TL;DR
gbrain's default retrieval (uncapped hybrid → ~20 results, recall ~0.99, precision 0.076–0.14 on PrecisionMemBench) is the worst-scoring default in its peer set on the metric that matters: active retrieval (did the right thing return, and only the right thing). The benchmark's own words: "Returning everything is not retrieval."
--adaptive-return (v0.41.33) tightens the set, but tight only helps if #1 is right — and on noisy/migrated cases it makes a wrong answer more confident by hiding the alternatives. We have three modes (hybrid / adaptive-tight / think) and none wins, because all three tune the same flat-ranked-list contract.

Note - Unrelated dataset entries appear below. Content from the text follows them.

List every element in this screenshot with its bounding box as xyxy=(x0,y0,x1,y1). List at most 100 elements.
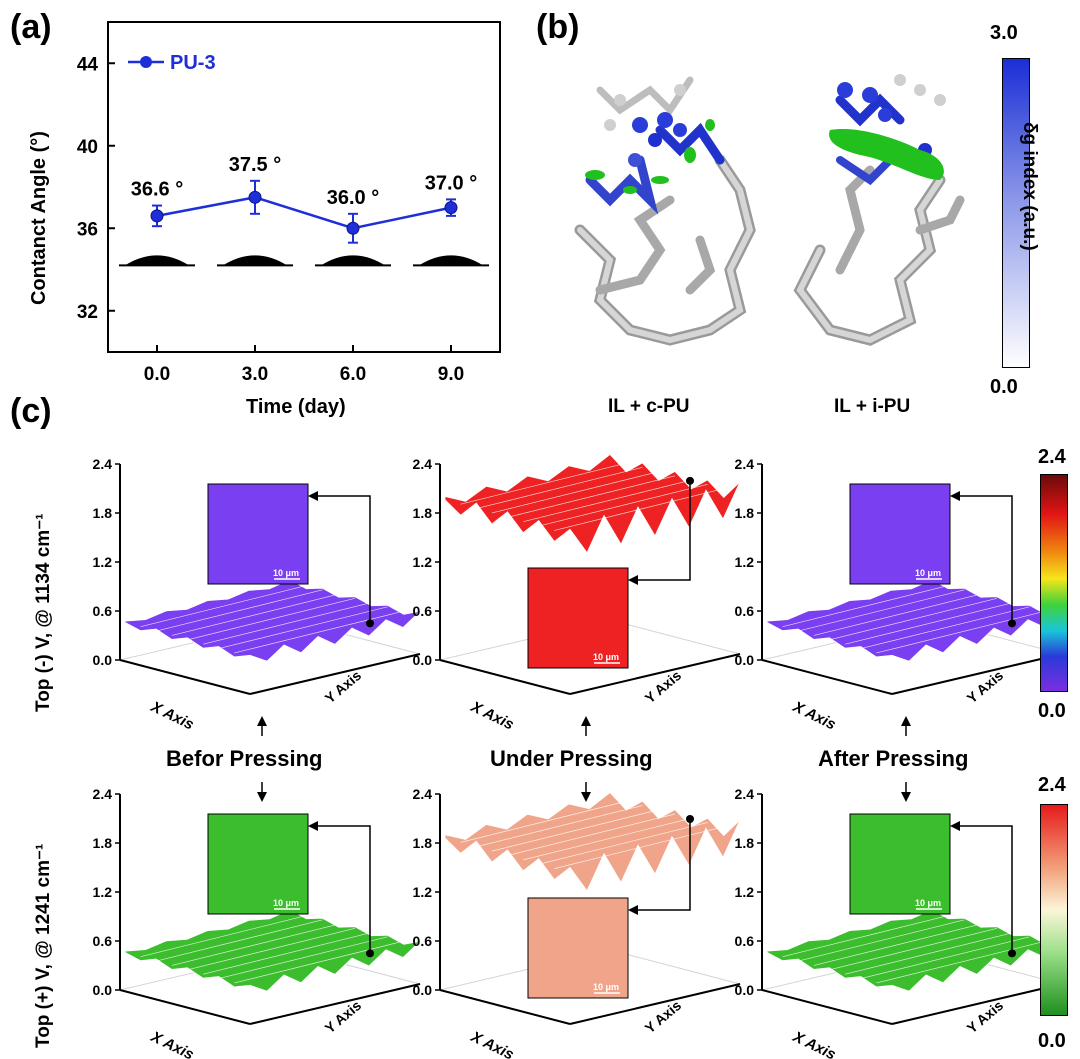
x-tick-label: 9.0 xyxy=(438,364,464,385)
leader-arrowhead xyxy=(950,821,960,831)
droplet xyxy=(419,255,483,266)
leader-line xyxy=(632,819,691,911)
leader-arrowhead xyxy=(628,905,638,915)
raman-inset-map xyxy=(527,567,629,669)
mesh-line xyxy=(156,919,323,962)
z-tick-label: 0.0 xyxy=(735,982,755,998)
scale-bar-label: 10 μm xyxy=(273,898,299,908)
raman-inset-map xyxy=(207,813,309,915)
y-axis-line xyxy=(249,653,421,695)
x-tick-label: 0.0 xyxy=(144,364,170,385)
x-axis-label: X Axis xyxy=(147,698,196,734)
mesh-line xyxy=(507,813,676,856)
y-tick-label: 44 xyxy=(77,54,99,75)
x-axis-line xyxy=(761,659,893,695)
x-axis-label: X Axis xyxy=(467,1028,516,1059)
z-tick-label: 1.2 xyxy=(413,554,433,570)
leader-arrowhead xyxy=(628,575,638,585)
y-axis-line xyxy=(569,653,741,695)
stage-label-before: Befor Pressing xyxy=(166,746,323,771)
plot-frame xyxy=(107,21,501,353)
mesh-line xyxy=(156,589,323,632)
mesh-line xyxy=(507,475,676,518)
z-tick-label: 1.8 xyxy=(413,505,433,521)
mesh-line xyxy=(460,462,627,505)
z-tick-label: 0.6 xyxy=(413,933,433,949)
y-axis-line xyxy=(249,983,421,1025)
z-tick-label: 1.8 xyxy=(93,835,113,851)
stage-arrowhead-up xyxy=(901,716,911,726)
droplet xyxy=(125,255,189,266)
mesh-line xyxy=(798,589,965,632)
mesh-line xyxy=(829,597,998,641)
mesh-line xyxy=(813,923,981,966)
colorbar-b-min: 0.0 xyxy=(990,376,1018,398)
z-tick-label: 2.4 xyxy=(413,456,433,472)
mesh-line xyxy=(140,585,307,628)
z-tick-label: 1.8 xyxy=(735,835,755,851)
mesh-line xyxy=(554,826,724,869)
mesh-line xyxy=(782,915,949,958)
droplet xyxy=(321,255,385,266)
z-tick-label: 1.2 xyxy=(413,884,433,900)
x-axis-label: X Axis xyxy=(467,698,516,734)
colorbar-c-bottom-max: 2.4 xyxy=(1038,774,1066,796)
mesh-line xyxy=(218,936,388,979)
mesh-line xyxy=(187,927,356,971)
raman-inset-map xyxy=(527,897,629,999)
panel-label-c: (c) xyxy=(10,392,52,430)
mesh-line xyxy=(860,606,1030,649)
scale-bar-label: 10 μm xyxy=(593,652,619,662)
z-tick-label: 0.6 xyxy=(93,603,113,619)
data-point xyxy=(346,221,360,235)
stage-arrowhead-down xyxy=(581,792,591,802)
series-line-pu3 xyxy=(156,196,452,230)
x-axis-line xyxy=(119,989,251,1025)
molecular-structures xyxy=(574,74,965,346)
mesh-line xyxy=(538,483,708,527)
z-tick-label: 1.8 xyxy=(735,505,755,521)
mesh-line xyxy=(234,940,404,984)
mesh-line xyxy=(476,805,643,848)
z-tick-label: 1.8 xyxy=(413,835,433,851)
z-tick-label: 1.8 xyxy=(93,505,113,521)
mesh-line xyxy=(476,466,643,509)
z-tick-label: 0.0 xyxy=(93,982,113,998)
z-tick-label: 2.4 xyxy=(93,456,113,472)
scale-bar-label: 10 μm xyxy=(273,568,299,578)
mesh-line xyxy=(171,923,339,966)
colorbar-c-top-max: 2.4 xyxy=(1038,446,1066,468)
scale-bar-label: 10 μm xyxy=(593,982,619,992)
mesh-line xyxy=(218,606,388,649)
z-tick-label: 0.6 xyxy=(735,603,755,619)
mesh-line xyxy=(845,932,1014,975)
z-tick-label: 1.2 xyxy=(93,554,113,570)
leader-line xyxy=(312,495,371,624)
contact-angle-chart: 0.0 3.0 6.0 9.0 32 36 40 44 36.6 ° 37.5 ° 36.0 ° 37… xyxy=(77,21,501,385)
stage-arrowhead-up xyxy=(257,716,267,726)
mesh-line xyxy=(203,602,372,645)
z-tick-label: 0.6 xyxy=(413,603,433,619)
surface-mesh xyxy=(444,453,741,554)
label-il-c-pu: IL + c-PU xyxy=(608,396,690,417)
mesh-line xyxy=(876,610,1046,654)
mesh-line xyxy=(876,940,1046,984)
stage-arrowhead-up xyxy=(581,716,591,726)
mesh-line xyxy=(523,479,692,523)
x-axis-line xyxy=(119,659,251,695)
mesh-line xyxy=(829,927,998,971)
z-tick-label: 2.4 xyxy=(735,456,755,472)
mesh-line xyxy=(782,585,949,628)
raman-inset-map xyxy=(849,483,951,585)
y-tick-label: 36 xyxy=(77,219,98,240)
panel-label-b: (b) xyxy=(536,8,580,46)
mesh-line xyxy=(845,602,1014,645)
mesh-line xyxy=(538,822,708,865)
x-axis-label: X Axis xyxy=(147,1028,196,1059)
surface-mesh xyxy=(444,792,741,892)
leader-arrowhead xyxy=(308,821,318,831)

This issue proposes the floor/ceiling redesign, grounded in how the 11 systems in gbrain-evals/docs/comparison-systems.md actually solve it.
The design question (from review)
How do we make the out-of-box default the smartest possible (lowest bar, simplest, best for everyone) AND give a high ceiling (agent pulls every lever for the best possible outcome on a hard task)?
The answer from the literature: the default does the cheap thing; a confidence signal — not the user — decides when to climb. The ceiling is automatic by default, manual when forced.
What each peer system does
| System |
Default |
Confidence signal |
Auto-escalation |
Precision stance |
| tenure (1.00 precision) |
tiered belief-state lookup (relevant/pinned/open-questions) |
structural — no threshold needed |
none needed |
precision is architecture, not tuning |
| MemPalace |
raw semantic (96.6% R@5, no LLM) |
distance |
opt-in LLM-reader rerank → ≥99%, model-agnostic |
recall-headline, honest about the split |
| Mastra OM |
no per-turn retrieval — curated observation log replaces history |
emoji priority tags 🔴🟡🟢 |
token-budget triggers |
sidesteps tradeoff — don't retrieve noise |
| mem0 |
top-k, permissive |
threshold param (uncalibrated → 0.06 precision) |
tiered cutoffs (0.8/0.6/0.4 by stakes) |
precision = developer's knob |
| Zep |
hybrid + RRF |
fact-extraction confidence |
swappable rerankers (RRF/MMR/cross-encoder/graph) |
structural supersession, broad default |
| LlamaIndex |
top-k (no cutoff) |
per-node score |
SimilarityPostprocessor, RouterQueryEngine, auto-retriever |
permissive default + composable knobs |
| Elasticsearch |
top-size |
raw score (not portable w/o normalization) |
min_score after normalization; LTR |
measure, don't guess the cutoff |
| Weaviate |
top-10 |
distance |
autocut (cut at score discontinuity) + rerank |
adaptive sizing, no magic number |
| Self-RAG |
model decides whether to retrieve |
reflection tokens (ISREL/ISSUP/ISUSE) |
self-grade → re-retrieve |
adaptive by default |
| CRAG |
single retrieve |
evaluator → Correct/Ambiguous/Incorrect |
low confidence → query-rewrite + web fallback |
the canonical confidence→fallback loop |
| Adaptive-RAG |
complexity classifier |
query difficulty |
route to 0 / 1 / N-hop retrieval |
route by difficulty, not score |
Four design archetypes that recur
- Adaptive escalation (CRAG, Adaptive-RAG, Self-RAG) — default = cheapest move; a confidence/complexity signal decides when to climb. The user never sets a threshold for the common case.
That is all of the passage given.